Так вот не за эту ли перекличку он и превозносит ее, а на меня ярится за то, что я будто бы ни с кем из России не перекликаюсь? Впрочем я полагаю, что он все-таки не настолько «простодумен», чтобы думать, что в России я пользуюсь меньшим вниманием, чем Цветаева, и что я уж так-таки ни с кем там не перекликаюсь. Нет, он, вероятно, это понимает, да все дело-то в том, что со всем не с теми перекликаюсь я, с кем перекликается Цветаева. И каких только грубостей и пошлостей не наговорил он мне за это в своих «откликах»!
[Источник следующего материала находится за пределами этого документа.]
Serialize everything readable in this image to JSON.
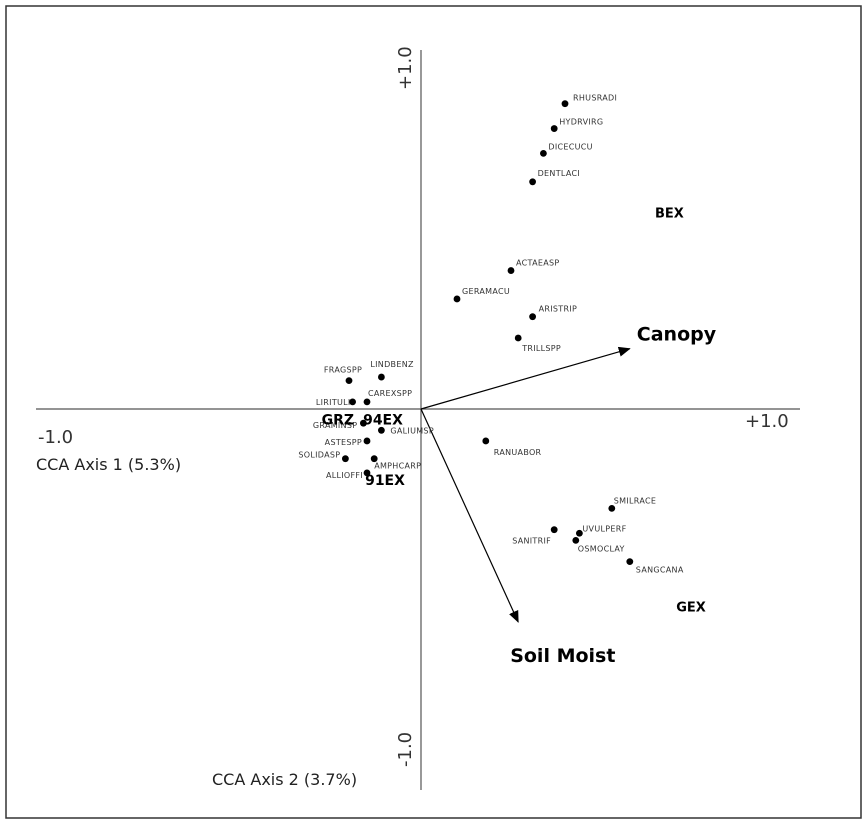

– «Бунин скверный критик… Об этом можно было бы и умолчать, но Бунин типичен для всей нашей (эмигрантской) литературной знати и ее придворной челяди… Как-никак Бунин имя крупное… Он очень хороший писатель, хотя для меня мертвый…Единственно живым для него является мир мертвых, как для героя его „Несрочной весны“… Я уважал бы его,если бы он старался принятьи понятьновое. Есть ведь такие писатели, которые умели, в гроб сходя, благословлять… Но для этого надо обладать чуткостью, отзывчивостью и умственной широтой, чего нет у Бунина… Он безнадежно глух, ослеплен политической злобой, скован самомнением. А ведь точно по команде Бунин объявлен красой и гордостью русской эмиграции, литературы, искусства и прочая, прочая»…
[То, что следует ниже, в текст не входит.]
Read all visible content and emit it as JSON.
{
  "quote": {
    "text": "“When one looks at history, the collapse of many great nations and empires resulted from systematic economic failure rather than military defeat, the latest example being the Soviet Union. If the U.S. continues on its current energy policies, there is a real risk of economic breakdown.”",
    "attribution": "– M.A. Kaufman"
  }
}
Вот каков оказываюсь я, мертвый, глупый, косный, слепой, глухой, перед Слонимом, перед его жизненностью, перед его пониманием и приятием «нового», перед его чуткостью, отзывчивостью, умственной широтой, его зорким оком и великолепными ушами. (Да и не один я, а вся эмигрантская «литературная знать и ее придворная челядь»). Но вот неразрешимые вопросы: каким образом ухитряюсь я при всех моих вышеперечисленных качествах все-таки быть «очень хорошим» писателем? Почему я должен принимать и вкушать всю ту мерзость, которая подносится нам «новой» Россией, как тот сосуд, полный гадов, что спустился во искушение Петру апостолу, когда он «взалкал и поднялся наверх, чтобы помолиться»? Почему я обязан сходить в гроб ради каких-то Артемов Веселых, Пастернаков, Бабелей, Слонимов, да еще благословлять их? Я еще далеко не в Державинском возрасте, да и они далеко не Пушкины! Слоним тогда «уважал бы» меня? Очень верю, но откуда взял Слоним, что я жажду его уважения? – И еще: я в своей статейке о «Верстах», цитируя их программную статью, проглядел в одном месте частицу «не» и тем исказил одну совершенно незначительную для общей оценки «Верст» фразу, о чем и сожалею. Это дало повод Слониму сказать обо мне: «Подобный прием носит совершенно определенное и далеко неблагозвучное имя!» – Но зачем Слоним не договорил, постеснялся? Уж если распоясываться, так до конца.